Grupa umieściła również listę dziesięciu najbardziej przepłacanych prezesów, zaczynając od Chada Richardsona z Paycom Software (NYSE: PAYC), Franka Del Rio z Norwegian Cruise Line (NYSE: NCLH), H. Lawrence'a Culpa Jr. z General Electric (NYSE: GE) i G. Michaela Sieverta z T-Mobile (NASDAQ: TMUS).
Na ósmej pozycji listy znalazł się również dyrektor generalny Discovery (NASDAQ: DISCA), David M. Zaslav. Zaslav znalazł się ostatnio na pierwszych stronach gazet, kiedy ujawniono, że jego wynagrodzenie wzrosło o ponad 600% do 246 mln USD w 2021 roku.

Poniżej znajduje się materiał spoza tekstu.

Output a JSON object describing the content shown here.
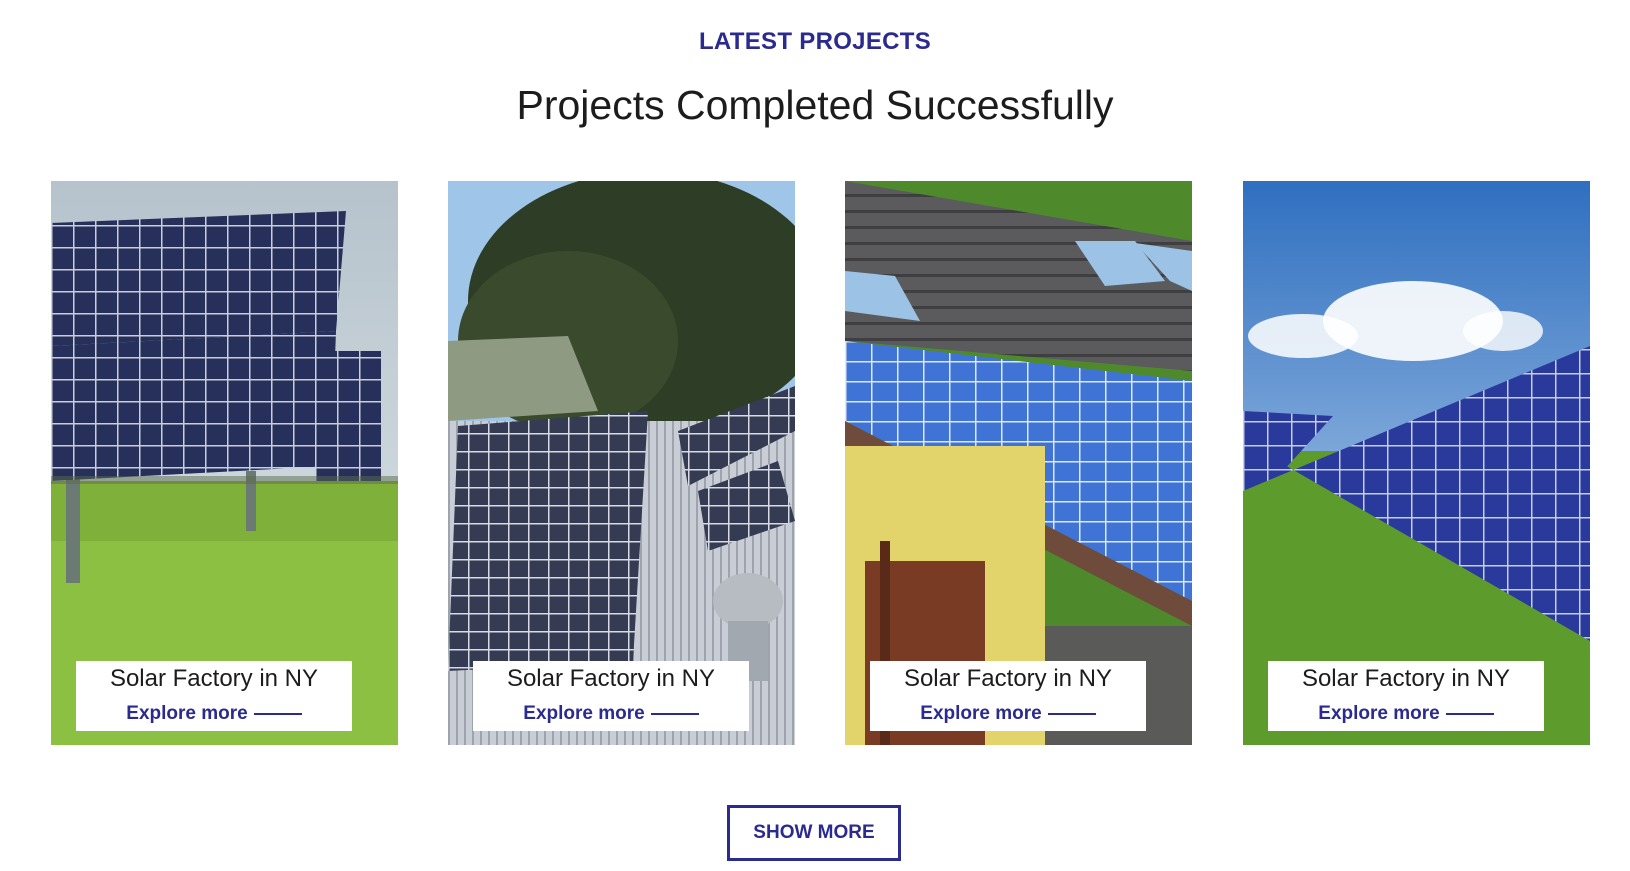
{
  "section": {
    "eyebrow": "LATEST PROJECTS",
    "title": "Projects Completed Successfully"
  },
  "projects": [
    {
      "title": "Solar Factory in NY",
      "link": "Explore more"
    },
    {
      "title": "Solar Factory in NY",
      "link": "Explore more"
    },
    {
      "title": "Solar Factory in NY",
      "link": "Explore more"
    },
    {
      "title": "Solar Factory in NY",
      "link": "Explore more"
    }
  ],
  "show_more_label": "SHOW MORE",
  "colors": {
    "accent": "#2b2a8f",
    "heading": "#1c1c1c",
    "panel": "#1d2a6e",
    "panel_light": "#3a6fd8"
  }
}
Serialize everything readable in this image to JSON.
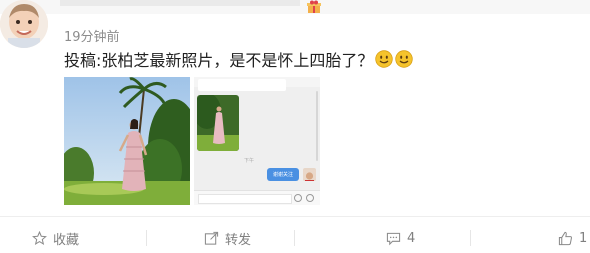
{
  "post": {
    "timestamp": "19分钟前",
    "text": "投稿:张柏芝最新照片，是不是怀上四胎了？"
  },
  "chat_screenshot": {
    "outgoing_message": "谢谢关注",
    "time_label": "下午"
  },
  "actions": {
    "favorite_label": "收藏",
    "repost_label": "转发",
    "comment_count": "4",
    "like_count": "1"
  },
  "icons": {
    "favorite": "star-icon",
    "repost": "share-icon",
    "comment": "comment-icon",
    "like": "thumb-up-icon",
    "emoji": "smile-emoji-icon"
  },
  "colors": {
    "accent_blue": "#4a90e2",
    "meta_gray": "#8c8c8c",
    "emoji_yellow": "#f5c32c"
  }
}
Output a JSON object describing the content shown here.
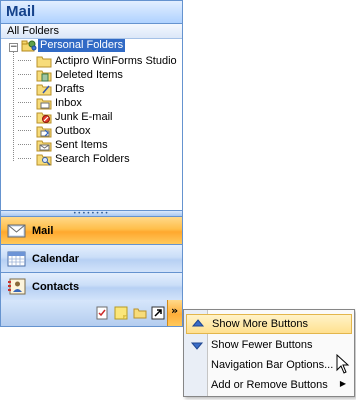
{
  "pane": {
    "title": "Mail",
    "section_label": "All Folders",
    "root_folder": "Personal Folders",
    "expander_symbol": "−",
    "folders": [
      {
        "label": "Actipro WinForms Studio",
        "icon": "folder-icon"
      },
      {
        "label": "Deleted Items",
        "icon": "deleted-items-icon"
      },
      {
        "label": "Drafts",
        "icon": "drafts-icon"
      },
      {
        "label": "Inbox",
        "icon": "inbox-icon"
      },
      {
        "label": "Junk E-mail",
        "icon": "junk-email-icon"
      },
      {
        "label": "Outbox",
        "icon": "outbox-icon"
      },
      {
        "label": "Sent Items",
        "icon": "sent-items-icon"
      },
      {
        "label": "Search Folders",
        "icon": "search-folders-icon"
      }
    ]
  },
  "nav_buttons": [
    {
      "label": "Mail",
      "icon": "mail-icon",
      "selected": true
    },
    {
      "label": "Calendar",
      "icon": "calendar-icon",
      "selected": false
    },
    {
      "label": "Contacts",
      "icon": "contacts-icon",
      "selected": false
    }
  ],
  "overflow": {
    "icons": [
      "tasks-icon",
      "notes-icon",
      "folder-list-icon",
      "shortcuts-icon"
    ],
    "chevron": "»"
  },
  "menu": {
    "items": [
      {
        "label": "Show More Buttons",
        "icon": "show-more-icon",
        "highlighted": true
      },
      {
        "label": "Show Fewer Buttons",
        "icon": "show-fewer-icon",
        "highlighted": false
      },
      {
        "label": "Navigation Bar Options...",
        "icon": "",
        "highlighted": false
      },
      {
        "label": "Add or Remove Buttons",
        "icon": "",
        "highlighted": false,
        "submenu": true
      }
    ],
    "submenu_arrow": "▶"
  },
  "colors": {
    "accent": "#15428b",
    "border": "#6593cf",
    "selected": "#ffbe4a",
    "selection_highlight": "#316ac5"
  }
}
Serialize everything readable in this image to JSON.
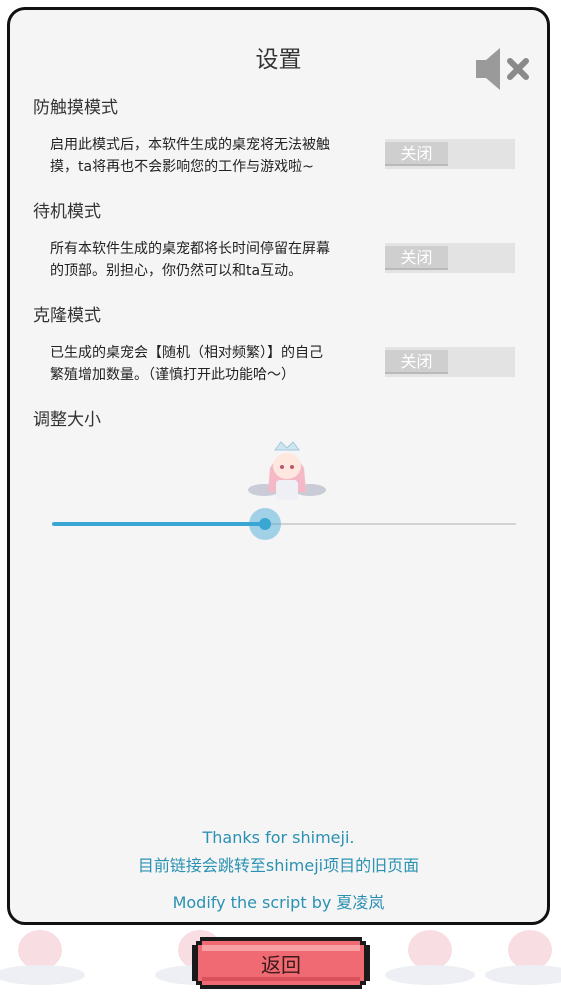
{
  "header": {
    "title": "设置"
  },
  "icons": {
    "sound": "speaker-muted-icon",
    "pet": "angel-pet-sprite"
  },
  "sections": [
    {
      "title": "防触摸模式",
      "desc_line1": "启用此模式后，本软件生成的桌宠将无法被触",
      "desc_line2": "摸，ta将再也不会影响您的工作与游戏啦~",
      "toggle_label": "关闭"
    },
    {
      "title": "待机模式",
      "desc_line1": "所有本软件生成的桌宠都将长时间停留在屏幕",
      "desc_line2": "的顶部。别担心，你仍然可以和ta互动。",
      "toggle_label": "关闭"
    },
    {
      "title": "克隆模式",
      "desc_line1": "已生成的桌宠会【随机（相对频繁）】的自己",
      "desc_line2": "繁殖增加数量。（谨慎打开此功能哈～）",
      "toggle_label": "关闭"
    }
  ],
  "resize": {
    "title": "调整大小",
    "value": 0.46
  },
  "credits": {
    "line1": "Thanks for shimeji.",
    "line2": "目前链接会跳转至shimeji项目的旧页面",
    "line3": "Modify the script by 夏凌岚"
  },
  "footer": {
    "back_label": "返回"
  },
  "colors": {
    "accent": "#39a6d4",
    "link": "#2a91b3",
    "back_button": "#f06a73",
    "toggle_off": "#cfcfcf"
  }
}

Chociaż lepsze wyniki są często podawane jako uzasadnienie dla wyższych pakietów wynagrodzeń, As You Sow podaje również, że firmy, w których prezesi otrzymują wyższe wynagrodzenia, nie odnotowują w rzeczywistości wyższych zysków. W rzeczywistości każdy raport przeprowadzony przez grupę od momentu jej powstania wykazał, że firmy, w których zatrudnionych jest 100 najlepiej opłacanych prezesów, osiągają gorsze wyniki w porównaniu z ich odpowiednikami o niższych wynagrodzeniach.